Now after passing the values of a, b, c...

In [6]:
a=Value(2.0)
b=Value(-1.0)
c=Value(3.0)
d=a*b+c
print(f"{d}\n{d._prev}")

Value(data=1.0)
{Value(data=3.0), Value(data=-2.0)}


We get `d` as `Value(data=1.0)` and `d._prev` as `{Value(data=3.0), Value(data=-2.0)}`, where `Value(data=-2.0)` is from `a*b` and `Value(data=3.0)` is from `c`. 

_Remember that,_
- `d` returns the string representation of `d` because of the `__repr__` function
- `d._prev` contains the dependencies of `d` which is a set.

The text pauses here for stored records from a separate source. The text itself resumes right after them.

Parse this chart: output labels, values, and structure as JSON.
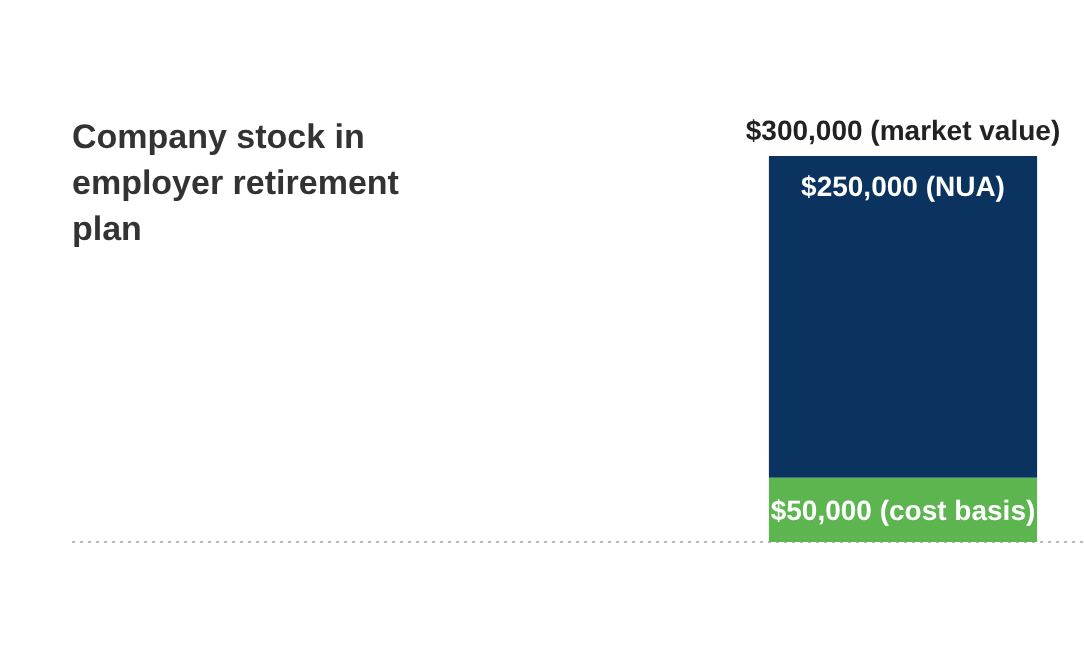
{
  "chart_data": {
    "type": "bar",
    "title": "Company stock in employer retirement plan",
    "categories": [
      null
    ],
    "stacked": true,
    "ylim": [
      0,
      300000
    ],
    "series": [
      {
        "color": "#5cb54f",
        "values": [
          50000
        ],
        "value_labels": [
          "$50,000 (cost basis)"
        ]
      },
      {
        "color": "#0a3360",
        "values": [
          250000
        ],
        "value_labels": [
          "$250,000 (NUA)"
        ]
      }
    ],
    "totals": [
      "$300,000 (market value)"
    ]
  }
}
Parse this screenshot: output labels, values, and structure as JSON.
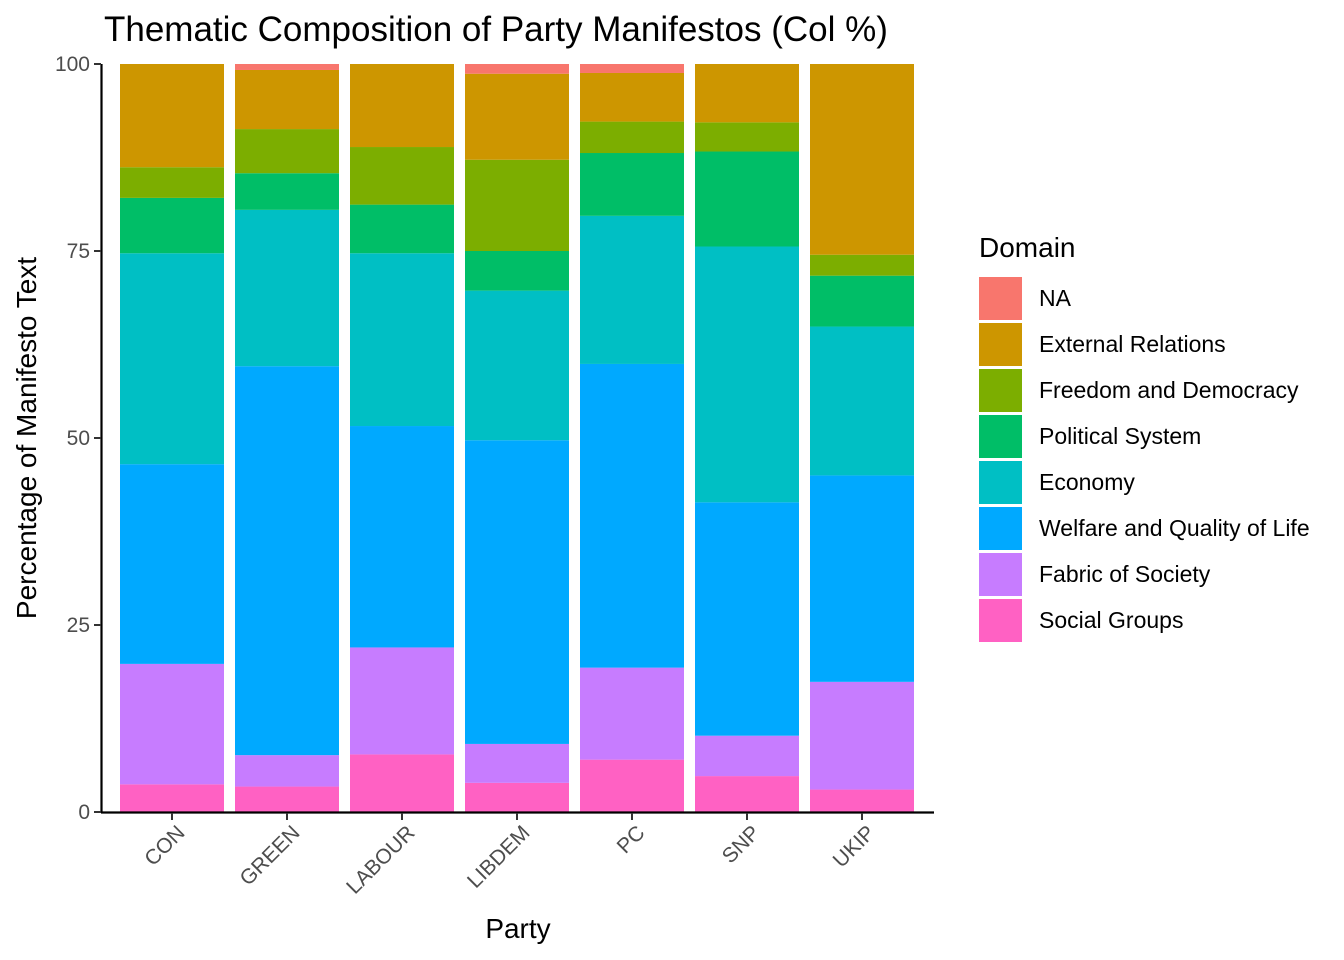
{
  "chart_data": {
    "type": "bar",
    "stacked": true,
    "title": "Thematic Composition of Party Manifestos (Col %)",
    "xlabel": "Party",
    "ylabel": "Percentage of Manifesto Text",
    "ylim": [
      0,
      100
    ],
    "yticks": [
      0,
      25,
      50,
      75,
      100
    ],
    "grid": false,
    "legend_position": "right",
    "legend_title": "Domain",
    "categories": [
      "CON",
      "GREEN",
      "LABOUR",
      "LIBDEM",
      "PC",
      "SNP",
      "UKIP"
    ],
    "series": [
      {
        "name": "Social Groups",
        "color": "#FF61C3",
        "values": [
          3.7,
          3.4,
          7.7,
          3.9,
          7.0,
          4.8,
          3.0
        ]
      },
      {
        "name": "Fabric of Society",
        "color": "#C77CFF",
        "values": [
          16.1,
          4.2,
          14.3,
          5.2,
          12.3,
          5.4,
          14.4
        ]
      },
      {
        "name": "Welfare and Quality of Life",
        "color": "#00A9FF",
        "values": [
          26.7,
          52.0,
          29.6,
          40.6,
          40.6,
          31.2,
          27.6
        ]
      },
      {
        "name": "Economy",
        "color": "#00BFC4",
        "values": [
          28.2,
          20.9,
          23.1,
          20.0,
          19.8,
          34.2,
          19.9
        ]
      },
      {
        "name": "Political System",
        "color": "#00BE67",
        "values": [
          7.4,
          4.9,
          6.5,
          5.3,
          8.4,
          12.7,
          6.8
        ]
      },
      {
        "name": "Freedom and Democracy",
        "color": "#7CAE00",
        "values": [
          4.1,
          5.9,
          7.7,
          12.2,
          4.2,
          3.9,
          2.8
        ]
      },
      {
        "name": "External Relations",
        "color": "#CD9600",
        "values": [
          13.8,
          7.9,
          11.1,
          11.5,
          6.5,
          7.8,
          25.5
        ]
      },
      {
        "name": "NA",
        "color": "#F8766D",
        "values": [
          0,
          0.8,
          0,
          1.3,
          1.2,
          0,
          0
        ]
      }
    ],
    "legend_order": [
      "NA",
      "External Relations",
      "Freedom and Democracy",
      "Political System",
      "Economy",
      "Welfare and Quality of Life",
      "Fabric of Society",
      "Social Groups"
    ]
  }
}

By here, we can track `Value` dependencies but not the operations that created them. So we need to make changes in the code so that we can also store the operations. These changes are necessary for precise __backpropagation__, and proper gradient attribution. Therefore, code shall be upgraded as:

In [4]:
class Value:
    def __init__(self,data,_children=(),_op='',label=''):
        self.data=data
        self._prev=set(_children)
        self._op=_op
        self.label=label
    def __repr__(self):
        return f"Value(data={self.data})"
    def __add__(self, other):
        return  Value(self.data+other.data,(self,other),'+')
    def __mul__(self, other):
         return Value(self.data*other.data,(self,other),'*')

Now, we are also tracking the operations:

In [5]:
a=Value(2.0)
b=Value(-1.0)
c=Value(3.0)
d=a*b+c
print(f"{d}\n{d._prev}\n{d._op}")

Value(data=1.0)
{Value(data=3.0), Value(data=-2.0)}
+


Since `d._op` stores `'+'`, representing the last operation (`__add__`) performed to produce `d`.